The Big Question: Can he be more than a PP specialist?
Nick Suzuki, C/RW, 5’10 185#, Owen Sound: Charlie Hustle.
Attributes: Compete. Shiftiness. Elite skill level. Smart, slippery. Dangerous one-on-one. Work ethic.
Drawbacks: Size. Can get overwhelmed by fast, physical game. Fearless style could cause injury.

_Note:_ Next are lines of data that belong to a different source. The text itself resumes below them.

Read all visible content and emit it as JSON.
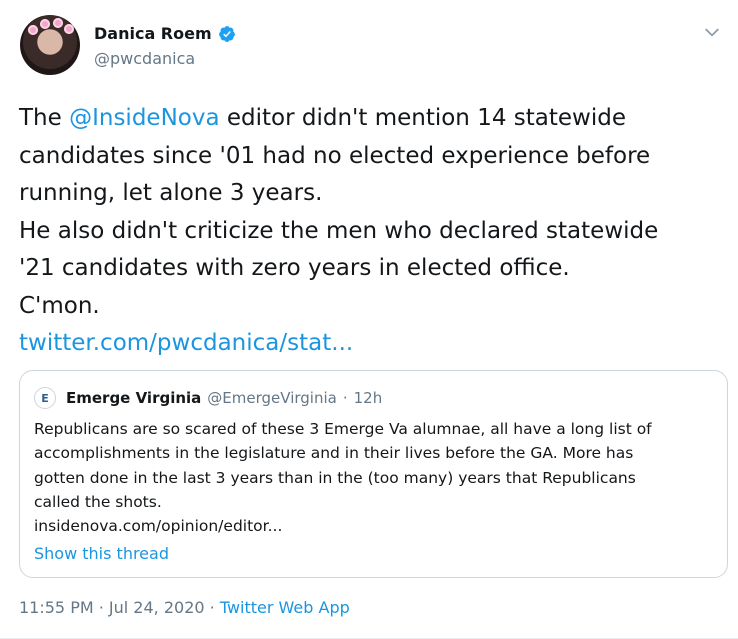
{
  "tweet": {
    "display_name": "Danica Roem",
    "handle": "@pwcdanica",
    "text_lines": [
      {
        "before": "The ",
        "mention": "@InsideNova",
        "after": " editor didn't mention 14 statewide"
      },
      "candidates since '01 had no elected experience before",
      "running, let alone 3 years.",
      "He also didn't criticize the men who declared statewide",
      "'21 candidates with zero years in elected office.",
      "C'mon."
    ],
    "link": "twitter.com/pwcdanica/stat..."
  },
  "quote": {
    "avatar_letter": "E",
    "name": "Emerge Virginia",
    "handle": "@EmergeVirginia",
    "separator": "·",
    "time": "12h",
    "text_lines": [
      "Republicans are so scared of these 3 Emerge Va alumnae, all  have a long list of",
      "accomplishments in the legislature and in their lives before the GA. More has",
      "gotten done in the last 3 years than in the (too many) years that Republicans",
      "called the shots.",
      "insidenova.com/opinion/editor..."
    ],
    "show_thread": "Show this thread"
  },
  "footer": {
    "timestamp": "11:55 PM · Jul 24, 2020",
    "separator": " · ",
    "source": "Twitter Web App"
  },
  "icons": {
    "verified": "verified-badge-icon",
    "chevron": "chevron-down-icon"
  },
  "colors": {
    "link": "#1b95e0",
    "secondary_text": "#657786",
    "border": "#ccd6dd"
  }
}
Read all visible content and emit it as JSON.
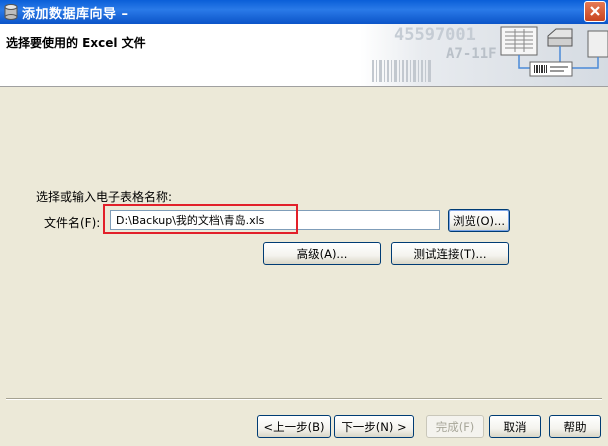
{
  "window": {
    "title": "添加数据库向导 –",
    "close_icon": "close-icon",
    "title_icon": "database-icon"
  },
  "header": {
    "title": "选择要使用的 Excel 文件",
    "art_text": [
      "45597001",
      "A7-11F"
    ]
  },
  "form": {
    "sheet_label": "选择或输入电子表格名称:",
    "file_label": "文件名(F):",
    "file_value": "D:\\Backup\\我的文档\\青岛.xls",
    "browse_label": "浏览(O)...",
    "advanced_label": "高级(A)...",
    "test_label": "测试连接(T)..."
  },
  "footer": {
    "back_label": "<上一步(B)",
    "next_label": "下一步(N) >",
    "finish_label": "完成(F)",
    "cancel_label": "取消",
    "help_label": "帮助"
  },
  "colors": {
    "highlight": "#e2202a",
    "titlebar": "#0a5fd8"
  }
}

Story: Intense competitor who has come (mostly) out of nowhere to really explode on the scene. Led all OHL draft eligibles in scoring with 96P in 65 games, scored 24 more in 17 playoff games. Very clean player without any issues, other than top speed and explosion. Terror on the forecheck, backchecks relentlessly, has the smarts to make the right play to the right player nearly every time. When the game really gets moving, he can appear to get crossed up, causing him to "stutter" with the puck. Motor never stops. Wore a letter for a surprising Owen Sound team that went to the OHL Conference Finals, and drove the offense at times for them. Will go headlong into the corners or drive the slot despite his size, which raises concerns about his long-term health, although he hasn’t suffered any significant injury since he came into the OHL. Very late birthday means he may still get bigger, and has more time to develop his game.

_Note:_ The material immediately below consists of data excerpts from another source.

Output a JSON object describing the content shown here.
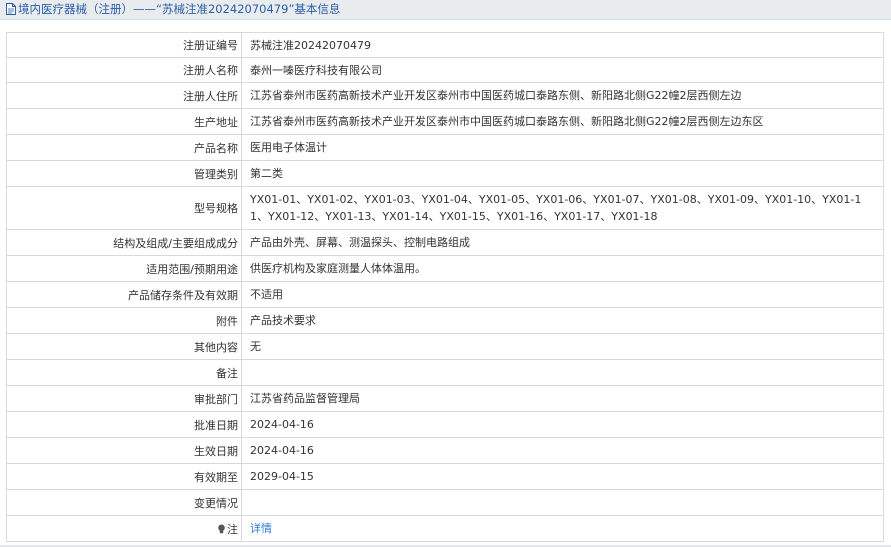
{
  "header": {
    "title": "境内医疗器械（注册）——“苏械注准20242070479”基本信息"
  },
  "fields": [
    {
      "label": "注册证编号",
      "value": "苏械注准20242070479"
    },
    {
      "label": "注册人名称",
      "value": "泰州一嗪医疗科技有限公司"
    },
    {
      "label": "注册人住所",
      "value": "江苏省泰州市医药高新技术产业开发区泰州市中国医药城口泰路东侧、新阳路北侧G22幢2层西侧左边"
    },
    {
      "label": "生产地址",
      "value": "江苏省泰州市医药高新技术产业开发区泰州市中国医药城口泰路东侧、新阳路北侧G22幢2层西侧左边东区"
    },
    {
      "label": "产品名称",
      "value": "医用电子体温计"
    },
    {
      "label": "管理类别",
      "value": "第二类"
    },
    {
      "label": "型号规格",
      "value": "YX01-01、YX01-02、YX01-03、YX01-04、YX01-05、YX01-06、YX01-07、YX01-08、YX01-09、YX01-10、YX01-11、YX01-12、YX01-13、YX01-14、YX01-15、YX01-16、YX01-17、YX01-18"
    },
    {
      "label": "结构及组成/主要组成成分",
      "value": "产品由外壳、屏幕、测温探头、控制电路组成"
    },
    {
      "label": "适用范围/预期用途",
      "value": "供医疗机构及家庭测量人体体温用。"
    },
    {
      "label": "产品储存条件及有效期",
      "value": "不适用"
    },
    {
      "label": "附件",
      "value": "产品技术要求"
    },
    {
      "label": "其他内容",
      "value": "无"
    },
    {
      "label": "备注",
      "value": ""
    },
    {
      "label": "审批部门",
      "value": "江苏省药品监督管理局"
    },
    {
      "label": "批准日期",
      "value": "2024-04-16"
    },
    {
      "label": "生效日期",
      "value": "2024-04-16"
    },
    {
      "label": "有效期至",
      "value": "2029-04-15"
    },
    {
      "label": "变更情况",
      "value": ""
    }
  ],
  "note": {
    "label": "注",
    "link_text": "详情",
    "icon": "lightbulb-icon"
  },
  "colors": {
    "link": "#2b7bd9",
    "header_text": "#2b5ea7",
    "header_bg": "#e9ecef",
    "border": "#d9d9d9"
  }
}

The Big Question: Is he quick enough to keep up, and stay healthy, at his size?
Owen Tippett, RW, 6’2 205#, Mississauga: The Shooter.
Attributes: Elite shot and release. Hands. Great top-end, explosive speed. Strong. Star in transition.
Drawbacks: Lack of smarts. Can get lost in all 3 zones. Doesn’t use teammates well.
Story: Had an excellent under-age year playing behind Alex Nylander in Mississauga. Generously compared to Phil Kessel. Blew out of box this year with 44 goals, and is a pure scorer who benefited from having one of the fastest pure speed line-ups in Canadian Juniors. Is a PPG in the OHL playoffs. Primarily a North-South type of player. The real concern is that he struggles mightily in the D-zone, and really, in any sort of set on either end. Can make a series of head-scratching decisions as far as positioning and where he puts the puck in a single sequence. Loses his man with frequency. And the question becomes are his elite physical skills at a level high enough where NHL players cannot contain him, and therefore his lack of awareness becomes moot? Or does he become super-forechecker who can put in 101-5 goals a game?
The Big Question: Can he stay within a structure on either end?